Citigroup certainly does. A global recession starting in 2016, led by China, is now the broker's global economics team's main scenario. "Uncertainty remains, but the likelihood of a timely and effective policy response seems to be diminishing," says Citi's Willem Buiter.

"There remains considerable debate over China's economic prospects and the contagion risks, even among our own economics teams. However one thing is certain; that there is considerable downside risk to global growth with China as the most likely driver. This has been at the top of our list of key risks for over a year now."

It's a "high and rapidly rising risk," says Citi, which reckons there's a 40% chance of real GDP growth declining either to, or below, 2% by the middle of next year for only the sixth time since 1980 (see chart below) – the IMF currently expects 3.3% in 2015 and 3.8%. Growth then bottoms out in 2017 before recovering again from late 2017 or early 2018, predicts the broker.

In a worst case scenario, the global economy goes into severe recession and financial crisis. What's the likelihood? It's 15%, according to Citi, implying 55% probability of a recession of some kind. That said, there is a 15% chance that the global economy will enter a boom, and a 30% chance that it will avoid recession altogether and grow at a rate roughly equal to that of potential.

Like us, Citi questions the official growth rates coming out of China, which have tended to be understated during booms and underestimated during a slowdown. Citi's best guess is real GDP growth of 4% or less in 2015.

"The reasons behind China's downturn and likely recession are familiar: rising excess capacity in a growing number of sectors, excessive leverage in the private sector and episodes of irrational exuberance in asset markets," it says. "This is the classical recipe for a recession in capitalist market economies. This time is unlikely to be different for China. Policy options to prevent a recession exist but are, in our view, unlikely to be exercised in time."

Should emerging market economies enter recession territory, there will be inevitable consequences for developed markets. The larger economies will almost certainly grow more slowly than expected. "In terms of consensus revisions to 2015/16/17 real GDP growth estimates, the picture looks relatively benign in [developed markets] for the time being, though presumably 2016/17 could start falling if time moves on and policy responses are insufficient."

Could Citi be wrong?

Of course. By its own admission, there is still a pretty good chance a recession will not happen – 45% in fact. Others also cast doubt on negative assumptions.

Haitong Securities, the Chinese broker which bought investment bank Espirito Santo this year, admits that real estate investment at all-time lows and currency devaluation might suggest the Chinese economy is grinding to a halt. But it points out that this ignores the major shift taking place between the new and the old economy.

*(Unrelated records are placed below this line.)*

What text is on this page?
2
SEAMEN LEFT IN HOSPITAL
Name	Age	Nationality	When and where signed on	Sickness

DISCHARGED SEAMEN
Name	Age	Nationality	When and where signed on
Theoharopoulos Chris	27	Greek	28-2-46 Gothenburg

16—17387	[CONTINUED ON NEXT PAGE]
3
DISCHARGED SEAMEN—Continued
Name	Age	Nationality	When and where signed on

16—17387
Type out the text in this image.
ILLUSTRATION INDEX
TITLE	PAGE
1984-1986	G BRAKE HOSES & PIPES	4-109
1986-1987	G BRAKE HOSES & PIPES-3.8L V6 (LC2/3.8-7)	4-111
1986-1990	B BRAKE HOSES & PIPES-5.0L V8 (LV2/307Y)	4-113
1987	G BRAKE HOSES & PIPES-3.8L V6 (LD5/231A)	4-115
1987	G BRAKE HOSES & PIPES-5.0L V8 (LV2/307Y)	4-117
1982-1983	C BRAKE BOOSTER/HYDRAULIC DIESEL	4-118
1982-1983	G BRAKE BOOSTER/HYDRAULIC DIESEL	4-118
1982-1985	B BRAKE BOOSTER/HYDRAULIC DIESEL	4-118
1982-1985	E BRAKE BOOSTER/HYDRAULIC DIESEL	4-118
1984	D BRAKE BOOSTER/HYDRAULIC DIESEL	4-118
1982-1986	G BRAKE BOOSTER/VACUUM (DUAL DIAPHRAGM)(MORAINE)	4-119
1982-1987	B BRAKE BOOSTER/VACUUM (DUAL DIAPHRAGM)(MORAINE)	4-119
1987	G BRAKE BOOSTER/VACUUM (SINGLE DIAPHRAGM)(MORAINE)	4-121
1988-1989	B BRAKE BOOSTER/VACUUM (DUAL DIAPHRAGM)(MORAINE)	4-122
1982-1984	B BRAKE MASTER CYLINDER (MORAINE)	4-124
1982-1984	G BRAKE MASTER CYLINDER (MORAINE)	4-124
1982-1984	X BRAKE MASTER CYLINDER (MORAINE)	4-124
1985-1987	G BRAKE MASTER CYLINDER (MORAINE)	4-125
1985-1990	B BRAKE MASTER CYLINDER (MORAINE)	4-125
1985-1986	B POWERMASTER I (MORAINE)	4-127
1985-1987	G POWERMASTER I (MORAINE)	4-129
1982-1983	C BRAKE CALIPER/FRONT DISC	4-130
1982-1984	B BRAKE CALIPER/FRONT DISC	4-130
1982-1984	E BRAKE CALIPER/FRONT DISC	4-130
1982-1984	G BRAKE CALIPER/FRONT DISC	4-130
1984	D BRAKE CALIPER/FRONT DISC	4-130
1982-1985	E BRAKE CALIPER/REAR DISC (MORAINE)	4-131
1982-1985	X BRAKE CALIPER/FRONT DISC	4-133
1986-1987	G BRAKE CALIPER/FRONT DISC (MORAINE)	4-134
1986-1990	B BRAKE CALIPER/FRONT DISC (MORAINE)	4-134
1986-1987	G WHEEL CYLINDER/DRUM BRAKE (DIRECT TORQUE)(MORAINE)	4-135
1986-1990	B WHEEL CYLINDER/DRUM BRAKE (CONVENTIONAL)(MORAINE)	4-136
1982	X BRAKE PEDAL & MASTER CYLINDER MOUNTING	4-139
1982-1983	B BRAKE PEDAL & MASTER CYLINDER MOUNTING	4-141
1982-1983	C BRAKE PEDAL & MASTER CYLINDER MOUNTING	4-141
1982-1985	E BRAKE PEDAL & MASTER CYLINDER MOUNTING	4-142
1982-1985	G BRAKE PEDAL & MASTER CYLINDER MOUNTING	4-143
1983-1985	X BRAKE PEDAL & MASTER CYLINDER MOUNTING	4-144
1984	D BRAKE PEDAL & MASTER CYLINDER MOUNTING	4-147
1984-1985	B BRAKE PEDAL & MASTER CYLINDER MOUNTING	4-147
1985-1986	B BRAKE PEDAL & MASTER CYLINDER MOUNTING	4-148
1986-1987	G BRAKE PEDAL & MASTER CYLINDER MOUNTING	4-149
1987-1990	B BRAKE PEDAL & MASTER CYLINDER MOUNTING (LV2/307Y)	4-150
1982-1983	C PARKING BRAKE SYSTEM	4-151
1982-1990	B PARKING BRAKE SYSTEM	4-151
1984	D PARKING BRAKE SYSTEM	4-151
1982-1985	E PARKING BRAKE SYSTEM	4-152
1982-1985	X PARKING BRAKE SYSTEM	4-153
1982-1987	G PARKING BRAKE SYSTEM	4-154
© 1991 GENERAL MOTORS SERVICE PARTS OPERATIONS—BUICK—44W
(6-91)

"We still see growth in the services and technology sectors, even while the painful restructuring hurts growth in manufacturing and resources," writes analyst Miranda Carr. "Too much fear masks upside potential from China's reform and new economy focussed sectors."

It's clearly too early to panic over Citi's doomsday forecasts, but certainly worth heeding the warning and watching the data like a hawk. Developed market trailing price/earning ratios are about 18 times right now compared with 16 times before the financial crash. That's not always an accurate signal of impending disaster, but as Citi admits, it is "unsettling".

This article is for information and discussion purposes only and does not form a recommendation to invest or otherwise. The value of an investment may fall. The investments referred to in this article may not be suitable for all investors, and if in doubt, an investor should seek advice from a qualified investment adviser.